Before signing up for any plan, read through the Electricity Facts Label (EFL), every retail provider is required to publish one, and it lays out everything you need in one place.

  • Export Rate: The credit you earn per kWh sent to the grid. Compare this against the import rate, not against other plans in isolation.
  • Import Rate: What you pay per kWh when you draw from the grid. This number shapes your bill more than the export rate does.
  • Monthly Base Fee: A flat charge applied every billing cycle regardless of how much you produce or consume. A high base fee can cancel out your export credits.
  • Credit Rollover Terms: Check whether unused credits carry over month to month or expire at the end of each billing cycle. Annual rollover protects your best production months.
  • Contract Length and Exit Terms: Some plans lock you in for 12 to 24 months. Know the early termination fee before signing.

No single number tells the full story. Running these checks across two or three plans takes less than 15 minutes and gives you a much clearer picture of what your bill will actually look like.

Wrapping Up

From what I’ve seen, many Texas homeowners spend a lot of time choosing the right solar installation and treat the electricity plan as a formality. That’s where a lot of savings get left on the table.

The plan you sign up with determines how much of your panel’s output actually translates into lower bills.

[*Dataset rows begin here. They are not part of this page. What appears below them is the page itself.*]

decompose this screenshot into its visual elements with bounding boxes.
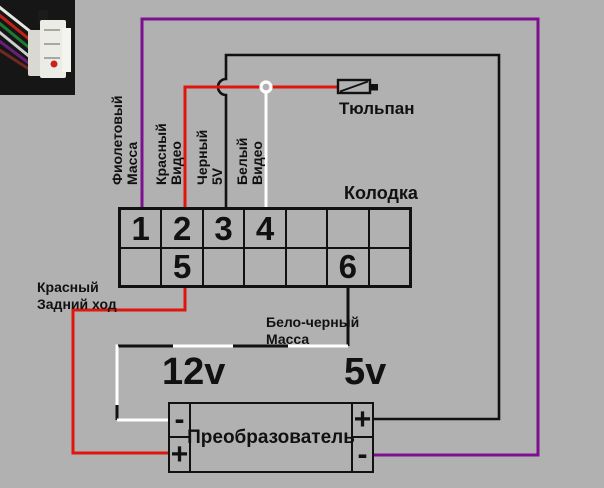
reverse-wire-color: Красный xyxy=(37,279,99,295)
reverse-wire-function: Задний ход xyxy=(37,296,117,312)
connector-slots xyxy=(44,29,60,59)
block-cell-r1c5 xyxy=(285,209,328,248)
connector-photo xyxy=(0,0,75,95)
converter-label: Преобразователь xyxy=(187,426,355,448)
connector-latch-tab xyxy=(38,10,48,24)
pin1-function: Масса xyxy=(124,141,140,185)
ground-wire-color: Бело-черный xyxy=(266,314,360,330)
wire-junction-dot xyxy=(259,80,273,94)
block-cell-r1c6 xyxy=(327,209,369,248)
ground-wire-function: Масса xyxy=(266,331,310,347)
rca-connector-symbol xyxy=(336,78,378,95)
pin3-color: Черный xyxy=(194,129,210,185)
block-cell-6: 6 xyxy=(327,247,369,286)
block-cell-r2c3 xyxy=(202,247,245,286)
block-cell-2: 2 xyxy=(161,209,203,248)
pin3-function: 5V xyxy=(209,167,225,185)
wire-ground-striped-overlay xyxy=(115,344,348,420)
rca-pin xyxy=(370,84,378,91)
block-cell-4: 4 xyxy=(244,209,286,248)
terminal-5v-minus: - xyxy=(351,436,374,473)
connector-red-dot xyxy=(50,60,58,68)
wire-black-5v xyxy=(216,53,501,421)
pin1-color: Фиолетовый xyxy=(109,95,125,185)
block-cell-r1c7 xyxy=(368,209,410,248)
pin4-label: Белый Видео xyxy=(234,137,265,185)
reverse-wire-label: Красный Задний ход xyxy=(37,279,117,313)
wire-purple-ground xyxy=(140,17,540,457)
block-cell-5: 5 xyxy=(161,247,203,286)
connector-face xyxy=(62,28,71,72)
pin3-label: Черный 5V xyxy=(194,129,225,185)
harness-wires xyxy=(0,5,37,73)
terminal-12v-plus: + xyxy=(168,436,191,473)
wire-red-video xyxy=(183,85,338,207)
ground-wire-label: Бело-черный Масса xyxy=(266,314,359,348)
output-voltage-label: 5v xyxy=(344,351,387,393)
rca-label: Тюльпан xyxy=(339,99,415,118)
wire-red-reverse xyxy=(71,288,187,455)
pin2-function: Видео xyxy=(168,141,184,185)
block-cell-r2c4 xyxy=(244,247,286,286)
block-cell-r2c7 xyxy=(368,247,410,286)
pin4-color: Белый xyxy=(234,137,250,185)
rca-diagonal xyxy=(339,80,369,93)
block-cell-1: 1 xyxy=(120,209,162,248)
pin1-label: Фиолетовый Масса xyxy=(109,95,140,185)
block-cell-3: 3 xyxy=(202,209,245,248)
input-voltage-label: 12v xyxy=(162,351,226,393)
connector-block-table: 1 2 3 4 5 6 xyxy=(118,207,412,288)
block-cell-r2c5 xyxy=(285,247,328,286)
connector-block-title: Колодка xyxy=(344,183,418,203)
pin2-label: Красный Видео xyxy=(153,123,184,185)
pin2-color: Красный xyxy=(153,123,169,185)
block-cell-r2c1 xyxy=(120,247,162,286)
pin4-function: Видео xyxy=(249,141,265,185)
connector-body-front xyxy=(40,20,66,78)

The export rate matters, but so do what you pay to import, how credits are capped, and whether they carry over.

Get those three things right for your usage profile, and the difference is real. If you’re ready to compare solar electricity plans in Texas, start with your usage data, run the spread, and then look at providers.

Frequently Asked Questions

Why is my electric bill still high even though I have solar panels?

Your bill depends on both the electricity you buy and the credits you earn. High import rates or low buyback credits can limit your savings even with solar panels.

Does Texas have net metering for solar?

Texas doesn’t mandate traditional net metering the way most states do. Instead, retail electric providers set their own buyback and credit structures, which vary significantly in rate, rollover terms, and caps. This is why comparing plans in Texas matters more than in states where net metering is regulated and standardized.

Do solar buyback credits expire in Texas?

It depends on the plan. Some providers cap the total credit value or allow unused credits to expire at the end of a billing period or year. Others offer unlimited rollover with no expiration. Rollover terms are among the most consequential differences between plans and among the least advertised; confirm them before enrolling.